A digital footprint is data that is left behind when users have been online. There are two types of digital footprints which are known as passive and active. A passive footprint is made when information is collected from the user without the person knowing this is happening. An active digital footprint is where the user has deliberately shared information about themselves either by using social media sites or by using websites.

An example of a passive digital footprint would be where a user has been online and information has been stored on an online database. This can include where they came from, when the footprint was created and a user IP address. A footprint can also be analysed offline and can be stored in files which an administrator can access. These would include information on what that machine might have been used for, but not who had performed the actions.

An example of an active digital footprint is where a user might have logged into a site when editing or making comments such as on an online forum or a social media site.
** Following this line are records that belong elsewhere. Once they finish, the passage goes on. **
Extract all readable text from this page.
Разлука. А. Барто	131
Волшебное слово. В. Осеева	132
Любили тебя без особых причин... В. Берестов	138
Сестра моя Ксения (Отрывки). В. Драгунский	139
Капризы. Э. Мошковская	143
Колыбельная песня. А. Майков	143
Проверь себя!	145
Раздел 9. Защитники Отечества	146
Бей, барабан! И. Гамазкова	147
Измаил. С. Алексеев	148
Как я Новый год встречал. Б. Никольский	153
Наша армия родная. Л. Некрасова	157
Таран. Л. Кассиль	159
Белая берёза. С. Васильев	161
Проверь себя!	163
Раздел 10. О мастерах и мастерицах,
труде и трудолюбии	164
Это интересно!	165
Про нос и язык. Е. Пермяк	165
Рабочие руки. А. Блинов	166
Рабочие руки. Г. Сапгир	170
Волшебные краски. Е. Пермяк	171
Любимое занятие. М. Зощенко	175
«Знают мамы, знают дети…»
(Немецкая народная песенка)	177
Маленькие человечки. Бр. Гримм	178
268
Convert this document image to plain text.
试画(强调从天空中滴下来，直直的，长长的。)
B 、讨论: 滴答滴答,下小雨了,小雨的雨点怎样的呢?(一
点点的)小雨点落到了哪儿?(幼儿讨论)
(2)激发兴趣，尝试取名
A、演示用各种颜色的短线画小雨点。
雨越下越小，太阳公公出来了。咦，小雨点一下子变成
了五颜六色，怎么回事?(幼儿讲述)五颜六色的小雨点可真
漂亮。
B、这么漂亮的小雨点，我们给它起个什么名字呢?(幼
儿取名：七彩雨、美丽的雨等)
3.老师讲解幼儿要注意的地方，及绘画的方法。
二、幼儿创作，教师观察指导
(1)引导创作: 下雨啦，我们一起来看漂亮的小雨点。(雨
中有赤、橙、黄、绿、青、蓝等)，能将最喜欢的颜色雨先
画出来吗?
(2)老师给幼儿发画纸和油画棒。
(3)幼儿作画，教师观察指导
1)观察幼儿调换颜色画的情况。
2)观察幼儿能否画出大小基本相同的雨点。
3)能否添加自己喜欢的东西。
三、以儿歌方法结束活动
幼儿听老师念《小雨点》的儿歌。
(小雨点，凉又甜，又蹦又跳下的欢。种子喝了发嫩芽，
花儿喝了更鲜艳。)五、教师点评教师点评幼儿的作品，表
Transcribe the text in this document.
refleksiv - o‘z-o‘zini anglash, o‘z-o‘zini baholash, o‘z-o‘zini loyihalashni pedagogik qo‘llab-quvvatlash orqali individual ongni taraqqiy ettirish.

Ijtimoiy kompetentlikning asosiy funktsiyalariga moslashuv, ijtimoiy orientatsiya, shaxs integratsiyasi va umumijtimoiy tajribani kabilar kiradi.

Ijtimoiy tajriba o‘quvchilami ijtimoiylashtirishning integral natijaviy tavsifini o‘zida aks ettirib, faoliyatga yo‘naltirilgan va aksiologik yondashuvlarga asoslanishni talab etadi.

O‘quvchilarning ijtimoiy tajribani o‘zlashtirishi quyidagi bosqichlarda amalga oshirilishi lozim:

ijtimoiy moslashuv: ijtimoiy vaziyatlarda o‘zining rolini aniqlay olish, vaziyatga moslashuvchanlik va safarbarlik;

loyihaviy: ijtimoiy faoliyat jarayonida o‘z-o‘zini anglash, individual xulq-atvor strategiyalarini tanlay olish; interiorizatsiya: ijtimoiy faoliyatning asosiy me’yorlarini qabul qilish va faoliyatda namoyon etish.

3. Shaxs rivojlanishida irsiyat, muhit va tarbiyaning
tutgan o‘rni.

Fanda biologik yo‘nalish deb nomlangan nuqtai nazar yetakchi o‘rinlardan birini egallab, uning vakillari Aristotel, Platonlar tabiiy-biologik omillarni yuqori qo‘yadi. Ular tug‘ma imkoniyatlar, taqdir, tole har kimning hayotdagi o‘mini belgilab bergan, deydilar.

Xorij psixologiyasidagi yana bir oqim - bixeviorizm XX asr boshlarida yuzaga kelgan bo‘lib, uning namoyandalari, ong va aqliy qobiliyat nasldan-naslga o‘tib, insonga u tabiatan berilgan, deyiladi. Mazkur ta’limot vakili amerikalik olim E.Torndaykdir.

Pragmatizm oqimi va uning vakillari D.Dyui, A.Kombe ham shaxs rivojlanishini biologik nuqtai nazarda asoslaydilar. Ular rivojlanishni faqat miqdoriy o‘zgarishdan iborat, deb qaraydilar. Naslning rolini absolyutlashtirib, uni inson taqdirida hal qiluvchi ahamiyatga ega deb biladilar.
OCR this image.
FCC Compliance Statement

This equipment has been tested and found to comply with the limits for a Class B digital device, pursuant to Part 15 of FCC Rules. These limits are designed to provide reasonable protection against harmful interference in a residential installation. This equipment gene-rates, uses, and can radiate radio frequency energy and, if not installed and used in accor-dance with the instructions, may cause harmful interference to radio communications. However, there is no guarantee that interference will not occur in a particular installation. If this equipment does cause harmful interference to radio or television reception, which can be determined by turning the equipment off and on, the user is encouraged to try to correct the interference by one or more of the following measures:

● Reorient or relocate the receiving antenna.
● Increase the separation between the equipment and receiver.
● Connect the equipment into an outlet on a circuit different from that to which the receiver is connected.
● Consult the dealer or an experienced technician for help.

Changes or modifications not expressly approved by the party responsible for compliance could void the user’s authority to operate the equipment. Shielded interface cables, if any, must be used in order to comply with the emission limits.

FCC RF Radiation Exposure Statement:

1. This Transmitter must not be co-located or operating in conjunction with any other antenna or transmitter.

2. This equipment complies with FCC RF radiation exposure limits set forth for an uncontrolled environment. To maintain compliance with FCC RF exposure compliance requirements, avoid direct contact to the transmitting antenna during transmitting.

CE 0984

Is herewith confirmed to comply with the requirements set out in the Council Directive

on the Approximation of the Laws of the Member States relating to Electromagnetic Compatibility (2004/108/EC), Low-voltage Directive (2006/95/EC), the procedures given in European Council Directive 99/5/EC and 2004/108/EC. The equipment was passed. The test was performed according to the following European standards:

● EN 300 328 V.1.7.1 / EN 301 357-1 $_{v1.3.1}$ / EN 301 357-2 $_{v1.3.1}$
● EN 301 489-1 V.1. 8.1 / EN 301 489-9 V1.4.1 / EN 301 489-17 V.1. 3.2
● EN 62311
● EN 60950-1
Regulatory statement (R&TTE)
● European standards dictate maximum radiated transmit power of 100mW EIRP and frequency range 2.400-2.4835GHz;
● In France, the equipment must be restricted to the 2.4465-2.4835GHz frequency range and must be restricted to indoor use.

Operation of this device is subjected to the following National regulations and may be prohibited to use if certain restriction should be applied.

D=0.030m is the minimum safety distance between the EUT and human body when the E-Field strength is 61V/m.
The registered name or profile can be linked to the posts that have been made and it is surprisingly easy to find out a lot about a person from the trails you leave behind.

Web browsing and digital footprints

The digital footprint we leave after browsing websites is called the internet footprint. These are commonly called “cookies” and most websites will ask you to accept the use of cookies before you can access the site, without actually knowing what this means. If we inadvertently leave a lot of information about ourselves behind it could be passively or actively collected by other people just by using a simple search engine.   Digital footprints can also be used by the police to gather information about individuals to help them with their enquiries.

Social networking sites can also give a very good idea of an individual’s life. These sites can allow digital tracing data which can include what social groups they belong to, their interests, location etc. This data can be gathered and analysed without the users being aware that this is happening.

A lot of employers will also use social media to vet prospective employees so it is important that you are mindful as to what you post on any such sites. Of course there is no limit as to how far you can go back in time on social media sites and once something is posted, there is no way of removing it completely. Others might have commented or shared your posts and this in turn will create their own digital footprint. This is something that you may wish to consider carefully before posting and sharing.  Consider what might happen to that information and what the repercussions may be for you in the future.

So how much privacy do we really have?

Digital footprints including the meta data and content does impact on security, privacy and trust. As the internet becomes bigger and bigger it is becoming increasingly important to think about what might happen to the ownership of the photos that you own and content that you write. Remember that what goes on the internet normally stays there even if you do delete posts there will be a trail of data that you have left behind.